10/31/06

相続税法19(相続財産の評価1と固定資産税の評価1)

ついでに紹介しておきますと、相続税の課税対象の評価は、相続開始時の時価評価・・(一般には路線価など・・・株式などは一定期間の平均値など)ですので、調停が10年もかかって、その間に時価が下落していても、下がった価格で税金を納める訳にはいきません。
(逆に上がっていても、税額が上がる訳では有りません。)
その事件では、バブル時に相続が発生していたので、相続開始時の高い評価で課税されていて、調停成立ころの時価ではなかったのです。
こうした一般論は、弁護士には分かっているのですが、では、相続開始時ころの評価はいくらだったのだろうかと言うのは、税理士に計算して貰った方が合理的なのです。
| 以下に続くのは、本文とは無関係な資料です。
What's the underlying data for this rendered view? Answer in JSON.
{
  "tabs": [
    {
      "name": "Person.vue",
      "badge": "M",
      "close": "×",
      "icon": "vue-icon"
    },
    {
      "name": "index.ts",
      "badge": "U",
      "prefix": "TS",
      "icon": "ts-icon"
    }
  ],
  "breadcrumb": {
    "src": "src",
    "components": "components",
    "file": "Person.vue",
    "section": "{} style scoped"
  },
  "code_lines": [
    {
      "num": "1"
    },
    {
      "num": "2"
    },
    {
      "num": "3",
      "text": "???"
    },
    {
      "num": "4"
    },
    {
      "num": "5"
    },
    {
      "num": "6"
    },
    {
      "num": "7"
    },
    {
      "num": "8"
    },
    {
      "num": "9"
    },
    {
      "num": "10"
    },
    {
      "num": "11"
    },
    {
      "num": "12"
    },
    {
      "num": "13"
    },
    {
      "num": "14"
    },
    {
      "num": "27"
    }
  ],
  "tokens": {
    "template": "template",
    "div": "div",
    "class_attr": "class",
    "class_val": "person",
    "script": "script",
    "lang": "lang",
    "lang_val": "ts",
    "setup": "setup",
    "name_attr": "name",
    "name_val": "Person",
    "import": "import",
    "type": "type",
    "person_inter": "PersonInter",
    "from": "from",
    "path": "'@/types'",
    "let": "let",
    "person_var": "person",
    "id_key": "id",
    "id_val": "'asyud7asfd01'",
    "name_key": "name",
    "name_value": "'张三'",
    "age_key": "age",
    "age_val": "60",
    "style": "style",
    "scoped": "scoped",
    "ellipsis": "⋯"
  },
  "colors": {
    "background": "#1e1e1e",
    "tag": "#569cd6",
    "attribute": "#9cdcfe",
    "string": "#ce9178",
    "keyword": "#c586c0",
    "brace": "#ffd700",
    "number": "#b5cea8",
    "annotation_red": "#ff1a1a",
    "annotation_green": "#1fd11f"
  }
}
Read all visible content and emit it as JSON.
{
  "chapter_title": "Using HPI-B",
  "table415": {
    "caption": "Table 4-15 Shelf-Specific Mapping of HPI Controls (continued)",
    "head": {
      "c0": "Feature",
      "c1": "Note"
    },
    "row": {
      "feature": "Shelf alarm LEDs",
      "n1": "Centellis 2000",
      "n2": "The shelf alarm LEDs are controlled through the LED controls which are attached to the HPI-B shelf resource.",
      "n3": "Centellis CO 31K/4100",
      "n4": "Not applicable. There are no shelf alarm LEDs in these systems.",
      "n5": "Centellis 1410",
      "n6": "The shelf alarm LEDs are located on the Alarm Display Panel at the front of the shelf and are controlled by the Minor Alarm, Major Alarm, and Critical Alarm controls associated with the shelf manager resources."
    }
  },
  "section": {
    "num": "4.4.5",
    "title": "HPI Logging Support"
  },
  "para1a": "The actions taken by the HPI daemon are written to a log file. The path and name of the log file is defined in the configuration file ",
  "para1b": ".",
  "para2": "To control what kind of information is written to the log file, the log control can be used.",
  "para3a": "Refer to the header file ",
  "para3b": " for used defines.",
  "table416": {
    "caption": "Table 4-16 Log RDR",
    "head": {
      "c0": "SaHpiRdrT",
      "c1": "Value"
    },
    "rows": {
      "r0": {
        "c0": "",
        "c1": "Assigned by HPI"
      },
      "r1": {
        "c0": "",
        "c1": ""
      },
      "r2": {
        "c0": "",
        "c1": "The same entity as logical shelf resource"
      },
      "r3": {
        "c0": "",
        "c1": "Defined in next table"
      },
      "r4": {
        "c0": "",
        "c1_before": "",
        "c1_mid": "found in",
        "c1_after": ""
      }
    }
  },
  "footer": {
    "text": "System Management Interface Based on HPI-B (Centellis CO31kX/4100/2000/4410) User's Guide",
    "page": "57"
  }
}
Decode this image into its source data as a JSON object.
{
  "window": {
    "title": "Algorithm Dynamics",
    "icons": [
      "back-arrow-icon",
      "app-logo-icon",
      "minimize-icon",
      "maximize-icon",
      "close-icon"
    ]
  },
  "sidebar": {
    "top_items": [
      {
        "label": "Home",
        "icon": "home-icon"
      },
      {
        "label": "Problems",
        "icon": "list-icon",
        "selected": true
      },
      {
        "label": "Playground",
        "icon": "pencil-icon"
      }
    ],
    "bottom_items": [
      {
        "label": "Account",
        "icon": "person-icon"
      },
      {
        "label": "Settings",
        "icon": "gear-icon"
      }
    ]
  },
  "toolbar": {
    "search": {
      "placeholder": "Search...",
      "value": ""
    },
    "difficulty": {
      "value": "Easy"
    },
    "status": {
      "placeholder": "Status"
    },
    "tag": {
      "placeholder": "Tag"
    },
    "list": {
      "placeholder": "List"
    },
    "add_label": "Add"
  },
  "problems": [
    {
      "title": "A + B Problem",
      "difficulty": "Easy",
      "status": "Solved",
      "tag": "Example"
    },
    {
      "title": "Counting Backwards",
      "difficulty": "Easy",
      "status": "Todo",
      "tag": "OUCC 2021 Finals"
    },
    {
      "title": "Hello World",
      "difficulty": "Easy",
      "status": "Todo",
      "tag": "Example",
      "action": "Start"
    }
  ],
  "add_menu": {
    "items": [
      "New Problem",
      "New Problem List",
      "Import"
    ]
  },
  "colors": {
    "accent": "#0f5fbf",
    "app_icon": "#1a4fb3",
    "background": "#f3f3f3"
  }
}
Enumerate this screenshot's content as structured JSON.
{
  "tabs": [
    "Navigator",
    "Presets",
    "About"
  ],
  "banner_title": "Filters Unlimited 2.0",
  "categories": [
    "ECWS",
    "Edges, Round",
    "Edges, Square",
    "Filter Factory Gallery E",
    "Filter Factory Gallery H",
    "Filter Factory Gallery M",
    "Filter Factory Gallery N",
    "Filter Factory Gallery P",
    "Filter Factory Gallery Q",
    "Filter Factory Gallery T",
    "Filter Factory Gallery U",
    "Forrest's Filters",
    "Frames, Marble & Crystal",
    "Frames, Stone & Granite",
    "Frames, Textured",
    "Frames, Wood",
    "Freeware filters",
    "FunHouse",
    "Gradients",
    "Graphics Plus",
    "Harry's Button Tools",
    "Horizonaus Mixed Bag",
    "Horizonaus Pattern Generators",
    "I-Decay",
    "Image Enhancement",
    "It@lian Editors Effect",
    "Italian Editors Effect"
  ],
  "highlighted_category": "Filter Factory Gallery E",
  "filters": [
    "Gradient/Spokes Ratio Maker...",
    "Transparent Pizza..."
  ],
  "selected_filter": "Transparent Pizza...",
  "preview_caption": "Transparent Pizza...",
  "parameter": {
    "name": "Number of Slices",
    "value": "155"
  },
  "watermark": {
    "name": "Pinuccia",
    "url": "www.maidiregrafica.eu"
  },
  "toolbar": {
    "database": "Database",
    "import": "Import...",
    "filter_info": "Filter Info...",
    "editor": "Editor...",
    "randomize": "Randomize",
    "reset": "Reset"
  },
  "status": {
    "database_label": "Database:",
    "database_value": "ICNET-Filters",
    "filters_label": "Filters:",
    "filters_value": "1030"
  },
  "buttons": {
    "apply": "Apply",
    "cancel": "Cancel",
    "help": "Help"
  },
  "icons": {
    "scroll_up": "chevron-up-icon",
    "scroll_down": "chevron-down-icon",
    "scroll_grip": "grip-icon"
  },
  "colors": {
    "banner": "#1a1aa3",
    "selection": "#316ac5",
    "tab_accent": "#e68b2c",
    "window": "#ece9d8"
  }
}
話合・・交渉が、この段階に来てから、税理士に相談するのであって、その前に相談に行っても相談するテーマが決まらないでしょう。
このようにプロは、時間的にも棲み分けていると言えるでしょう。
ついでに少し話が飛びますが、数日前に税務署の言う相続税が納得出来ないと言って相談にきた人がいました。
何年か前に相続したときに相続登記を頼んだ司法書士に聞いたら、評価額が基礎控除(5000万円プラス相続人の数掛ける1000万円です)には足りないから、申告する必要がないでしょうと言うことで、申告しなかったらしいのです。
ところが何年してから税務署から未申告だといって差し押さえを受けて驚いたので、相談にきたのです。
司方書士が登記申請の印紙計算のために貼付する固定資産税評価証明は、市町村の発行する固定資産評価証明と言って、固定資産税課税のために市町村が作成しているものです。
しかし、これは時価とは必ずしも一致しないので、税務署は独自に路線化を敷設していますし、路線化方式をとれない地域・・農山村部では、倍率方式と言って便宜、市町村の固定資産評価の何倍を掛け合わせて相続税の評価にするという扱いです。
固定資産税の評価は、農地などは無茶に安くされていて、時価とは全く関係ない額ですが、これは農業保護政策と関係があるでしょう。
固定資産税とは、固定資産を保有すること自体に課税するものですから、そこに政策的考慮が働くのは、ある程度止むを得ないでしょう。
高くし過ぎたら、広大な土地がなければ成立たない産業がやっていけなくなります。